Non, pas particulièrement ! Slave machine est un projet qui a seulement deux ans, et qui vient de sortir son premier album, "Disconnected". Pas de démo, ni d'EP, vous vous êtes directement attaqué au full piece. Pourquoi ?
Dans le groupe, on a tous la trentaine et on a tous une expérience de la musique, de la compo, à travers différents projets. Je suis arrivé dans le groupe - qui se résumait à
David et
Kevin, respectivement batteur et guitariste - en septembre 2012, ils composaient de leur côté. Donc il ne restait que le texte à poser, arranger, modifier ce qui devait l'être, et c'est pour ça qu'on est passé directement à l'élaboration d'un album plutôt que passer par la phase démo. Il y avait déjà quasiment un an de compo derrière. Avec notre expérience, plutôt que de répéter quelques titres, les jouer sur scène et faire la démo derrière, la démarche qu'on a préféré adopter, c'était de le prendre à l'envers : sortir ce premier album le plus professionnellement possible et le bosser à fond pour proposer quelque chose de bien concret.
Justement, avant de le sortir, vous le jouiez déjà sur scène. Est-ce que ce n'était pas frustrant de ne pas pouvoir le proposer à la vente à la fin du set ?
On a effectivement fait quelques scènes avant la sortie, mais finalement assez peu, donc ce n'était pas dramatique. L'idée était de les tester devant un public pour pouvoir les retravailler, par rapport à notre aisance à les jouer sur scène. Par exemple avec
Guile le bassiste, on a déjà joué ensemble dans un précédent groupe de hardcore, donc on a bouffé pas mal de dates ensemble.
David et
Kevin avaient également leurs projets, donc le but était de s'accorder, se connaître sur scène, être en harmonie pour pouvoir poser ses couilles en live et être tout de suite "Bim-dans-ta-gueule", s'assumer et ne pas passer par la phase timide.
La galette est assez courte, une 30aine de minutes, de grande qualité mais qui laisse sur sa faim ! N'avez-vous pas craint cette critique ?

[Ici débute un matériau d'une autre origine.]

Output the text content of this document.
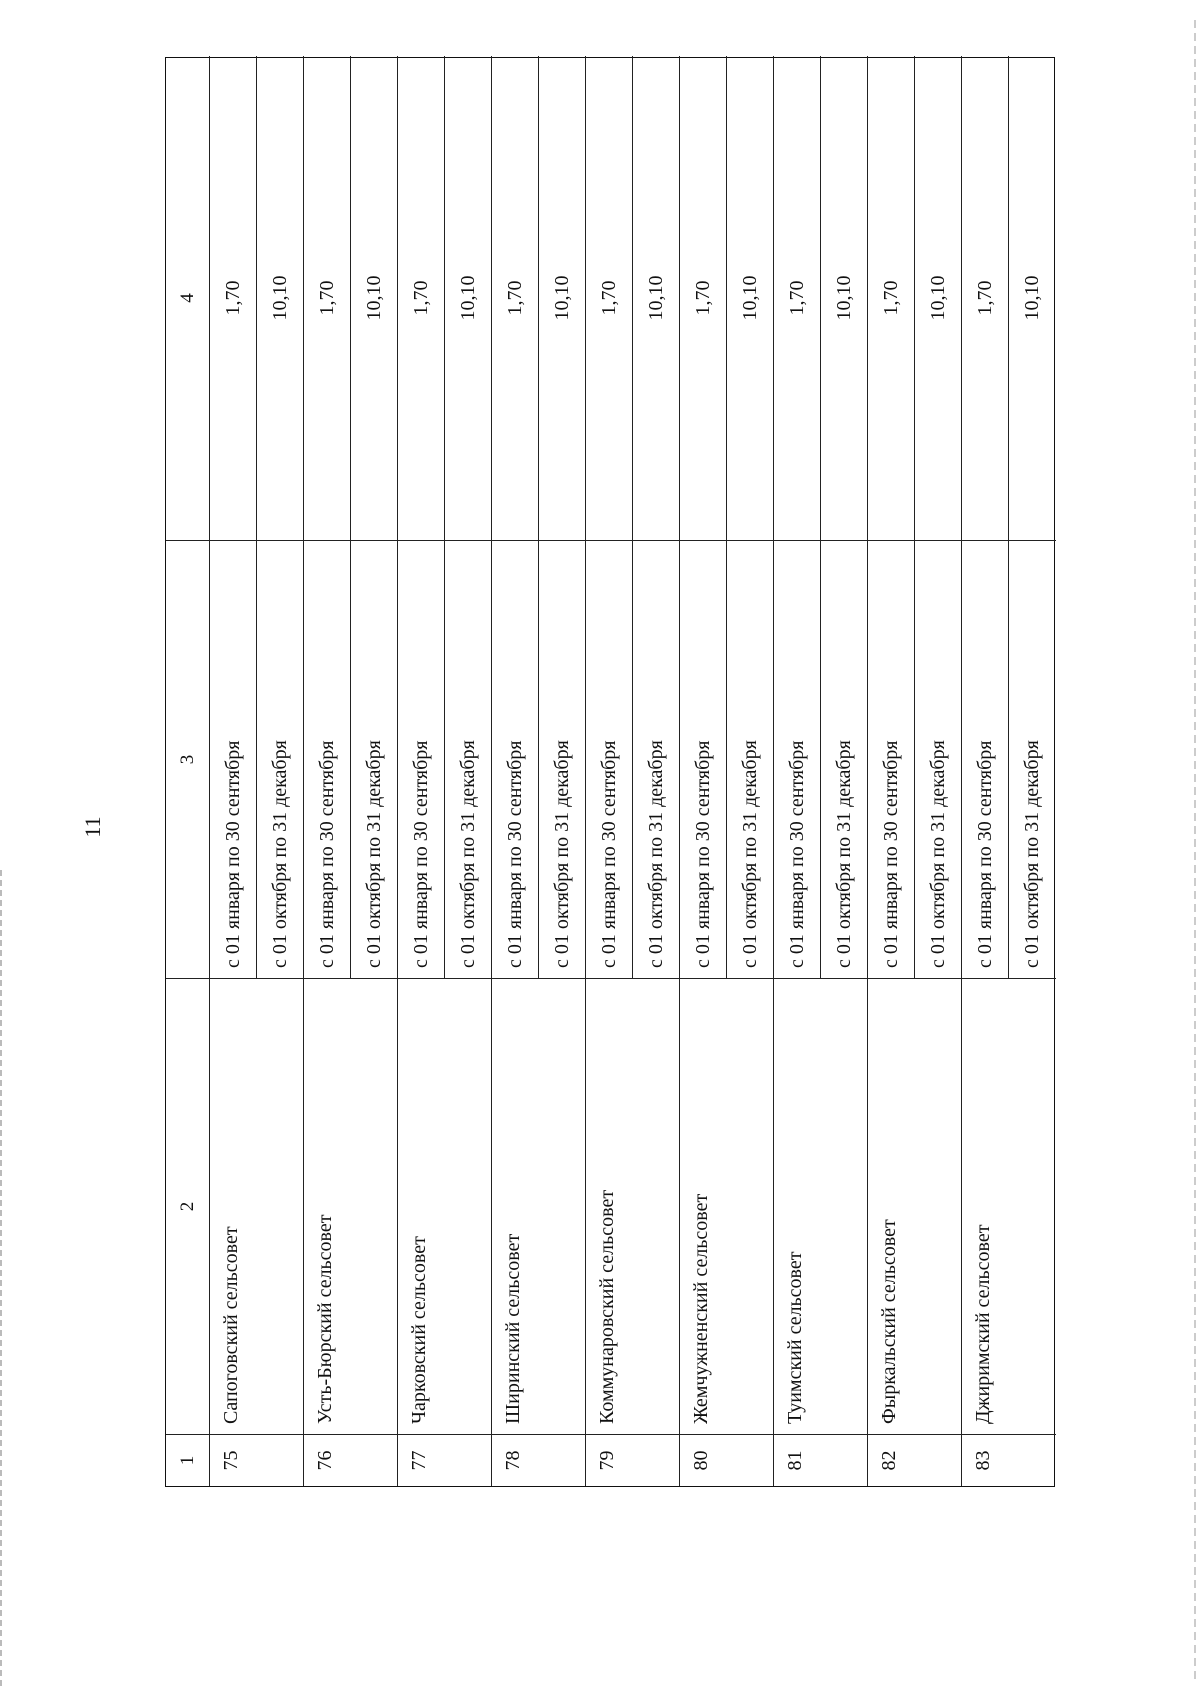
11
1
2
3
4
75
Сапоговский сельсовет
с 01 января по 30 сентября
1,70
с 01 октября по 31 декабря
10,10
76
Усть-Бюрский сельсовет
с 01 января по 30 сентября
1,70
с 01 октября по 31 декабря
10,10
77
Чарковский сельсовет
с 01 января по 30 сентября
1,70
с 01 октября по 31 декабря
10,10
78
Ширинский сельсовет
с 01 января по 30 сентября
1,70
с 01 октября по 31 декабря
10,10
79
Коммунаровский сельсовет
с 01 января по 30 сентября
1,70
с 01 октября по 31 декабря
10,10
80
Жемчужненский сельсовет
с 01 января по 30 сентября
1,70
с 01 октября по 31 декабря
10,10
81
Туимский сельсовет
с 01 января по 30 сентября
1,70
с 01 октября по 31 декабря
10,10
82
Фыркальский сельсовет
с 01 января по 30 сентября
1,70
с 01 октября по 31 декабря
10,10
83
Джиримский сельсовет
с 01 января по 30 сентября
1,70
с 01 октября по 31 декабря
10,10
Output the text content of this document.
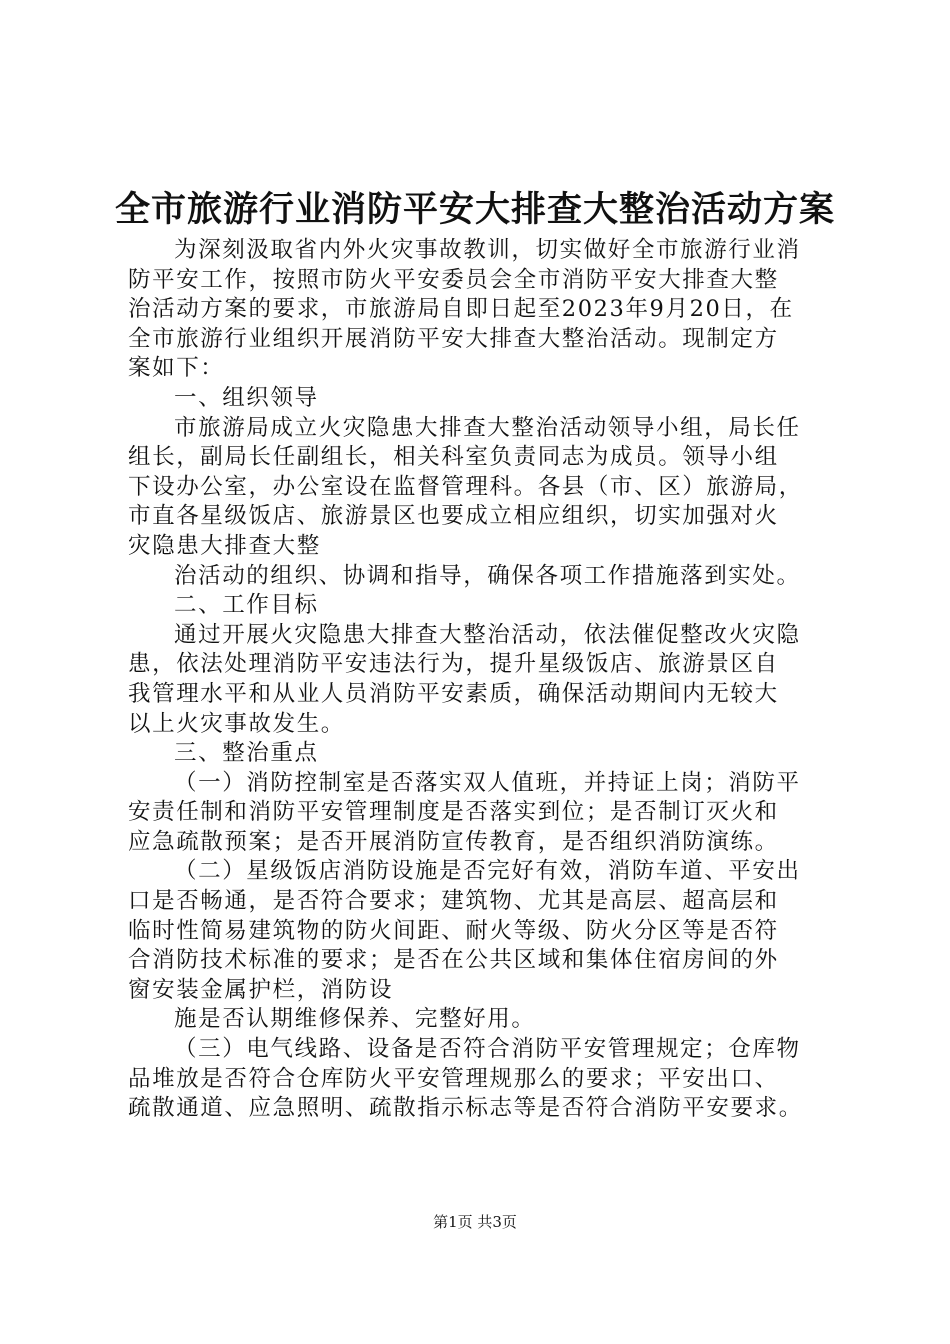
全市旅游行业消防平安大排查大整治活动方案
为深刻汲取省内外火灾事故教训，切实做好全市旅游行业消
防平安工作，按照市防火平安委员会全市消防平安大排查大整
治活动方案的要求，市旅游局自即日起至2023年9月20日，在
全市旅游行业组织开展消防平安大排查大整治活动。现制定方
案如下：
一、组织领导
市旅游局成立火灾隐患大排查大整治活动领导小组，局长任
组长，副局长任副组长，相关科室负责同志为成员。领导小组
下设办公室，办公室设在监督管理科。各县（市、区）旅游局，
市直各星级饭店、旅游景区也要成立相应组织，切实加强对火
灾隐患大排查大整
治活动的组织、协调和指导，确保各项工作措施落到实处。
二、工作目标
通过开展火灾隐患大排查大整治活动，依法催促整改火灾隐
患，依法处理消防平安违法行为，提升星级饭店、旅游景区自
我管理水平和从业人员消防平安素质，确保活动期间内无较大
以上火灾事故发生。
三、整治重点
（一）消防控制室是否落实双人值班，并持证上岗；消防平
安责任制和消防平安管理制度是否落实到位；是否制订灭火和
应急疏散预案；是否开展消防宣传教育，是否组织消防演练。
（二）星级饭店消防设施是否完好有效，消防车道、平安出
口是否畅通，是否符合要求；建筑物、尤其是高层、超高层和
临时性简易建筑物的防火间距、耐火等级、防火分区等是否符
合消防技术标准的要求；是否在公共区域和集体住宿房间的外
窗安装金属护栏，消防设
施是否认期维修保养、完整好用。
（三）电气线路、设备是否符合消防平安管理规定；仓库物
品堆放是否符合仓库防火平安管理规那么的要求；平安出口、
疏散通道、应急照明、疏散指示标志等是否符合消防平安要求。
第1页 共3页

On avait une quinzaine de titres, mais on a vraiment voulu privilégier la qualité à la quantité. On s'est tenu à un calendrier strict donc on a dû choisir seulement les 7 titres qui défonçaient le plus parmi ces 15 pour être sûrs de proposer le meilleur ensemble possible en respectant les dates qu'on s'était imposées. Et parfois la frustration, ça a du bon ! (Sourire)
Vous sévissez dans un métal indus, la comparaison avec un Fear Factory est facile, mais tu tapes dans un registre plus hardcore, aussi bien dans la voix que dans les blasts. Quelles ont été vos influences ? Si tu as amené ta patte hardcore, quels ont été les apports des autres ?
A nous 4, on a effectivement mélangé deux univers différents.
Guile et moi, on est plus Neo/Hardcore, alors que
David et
Kevin sont beaucoup plus Indus, fans de
Devin Townsend,
Strapping Young Lad,
Fear Factory etc. Moi je suis beaucoup dans le Groove et je pense que c'est le mix des deux qui fait que c'est plus riche que ça. Quand on écoute
Slave Machine, on entend toutes les influences, ça ouvre le débat plutôt que d'être cantonné musicalement.
Sinon je suis mega fan de
Slipknot depuis le premier album, j'aime le rythme, l'énergie, donc je n'aurais pas pu me cantonner juste à de l'Indus. J'ai essayé d'apporter, en toute humilité, plus de rythme,
Guile joue aux doigts et non au médiator. Sur scène, on voit ces 2 univers avec par exemple
David qui a une attitude scénique très Metal, statique et headbang à fond,
Guile va sauter partout et moi qui vais communiquer au maximum avec le public. Ce mélange transpire de nous.
Les éléments Electro sont tout de même très présents, et ce dès l'intro, comment s'est fait ce dosage ?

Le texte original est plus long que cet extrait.